Доктор помолчал… И спросил:

– Слушай, а как ты думаешь: Льва Толстого он читал?

– Ну, вряд ли, – удивился учитель. – Не думаю. Может быть, «Жилина и Костылина», и то вряд ли. Да нет, такой просто энтузиаст, как говорят. Убежден, что надо доставать книги с чердаков, – достает. Убеждение там колоссальное… Может, потому и кричит на всех. Но он безвредный. Не пьет, кстати. А может, и читал, надо спросить. Но думаю, что нет.

– А как же он библиотекарем без образования-то?

– Он тут с незапамятных времен библиотекарь, тогда не до этого было. Между прочим, хорошо работает. Не пьет, кстати… А, говорил уже. – Учитель засмеялся, поискал в карманах сигареты, нашел, закурил… И опять с интересом посмотрел на товарища. И спросил: – Ведь наверняка же что-то выкинул этот Кудряшов, а? Чего ты с таким пристрастием расспрашиваешь-то?
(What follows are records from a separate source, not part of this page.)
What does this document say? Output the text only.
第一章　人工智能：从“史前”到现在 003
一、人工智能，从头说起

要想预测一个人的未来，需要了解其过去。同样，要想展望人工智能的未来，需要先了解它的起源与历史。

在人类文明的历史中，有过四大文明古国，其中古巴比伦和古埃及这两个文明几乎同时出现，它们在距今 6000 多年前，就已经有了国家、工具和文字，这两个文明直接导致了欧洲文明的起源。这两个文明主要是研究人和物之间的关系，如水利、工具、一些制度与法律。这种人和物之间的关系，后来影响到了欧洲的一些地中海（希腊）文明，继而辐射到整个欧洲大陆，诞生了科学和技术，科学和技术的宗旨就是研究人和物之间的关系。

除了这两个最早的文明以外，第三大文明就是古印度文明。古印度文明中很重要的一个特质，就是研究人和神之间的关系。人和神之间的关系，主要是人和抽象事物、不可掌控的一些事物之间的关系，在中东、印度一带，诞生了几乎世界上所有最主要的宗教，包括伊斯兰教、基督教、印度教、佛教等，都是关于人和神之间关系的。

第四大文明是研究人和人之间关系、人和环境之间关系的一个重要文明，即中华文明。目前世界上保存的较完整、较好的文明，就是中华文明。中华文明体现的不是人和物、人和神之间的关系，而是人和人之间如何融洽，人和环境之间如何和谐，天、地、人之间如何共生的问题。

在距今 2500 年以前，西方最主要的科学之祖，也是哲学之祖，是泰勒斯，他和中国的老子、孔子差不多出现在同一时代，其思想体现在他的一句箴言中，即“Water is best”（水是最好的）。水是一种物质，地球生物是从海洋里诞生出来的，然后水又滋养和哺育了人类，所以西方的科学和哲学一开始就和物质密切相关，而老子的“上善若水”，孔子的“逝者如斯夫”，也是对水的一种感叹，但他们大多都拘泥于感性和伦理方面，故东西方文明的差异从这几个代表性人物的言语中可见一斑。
– Да нет, говорю же тебе… Побеседовали просто в больнице.

Врач тоже закурил, посмотрел, как горит спичка, послюнявил пальцы, перехватил спичку за обгоревший конец и сжег всю спичку до края. И внимательно смотрел на огонек.

Суд

Пимокат Валиков подал в суд на новых соседей своих, Гребенщиковых. Дело было так.

Гребенщикова Алла Кузьминична, молодая гладкая дура, погожим весенним днем заложила у баньки пимоката, стена которой выходила в огород Гребенщиковых, парниковую грядку. Натаскала навоза, доброй землицы… А чтоб навоз хорошо прогрелся, она его, который посуше, подожгла снизу паяльной лампой, а сверху навалила что посырей и оставила шаять на ночь. Он шаял, шаял, высох и загорелся огнем. И стена загорелась… В общем, банька к утру сгорела. Сгорели еще кое-какие постройки, сарай дровяной, плетень… Но Ефиму Валикову особенно жалко было баню: новенькая баня, год не стояла, он в ней зимой пимы катал. Объяснение с Гребенщиковой вышло бестолковое: Гребенщикова навесила занавески на глаза и стала уверять страхового агента, что навоз загорелся сам.

– Самовозгорание! – твердила она и показывала агенту и Ефиму палец. – Понимаете?

Это «самовозгорание» вконец обозлило и агента тоже.

– Подавай в суд, Ефим, – сказал он. – А то нас тут за дураков считают.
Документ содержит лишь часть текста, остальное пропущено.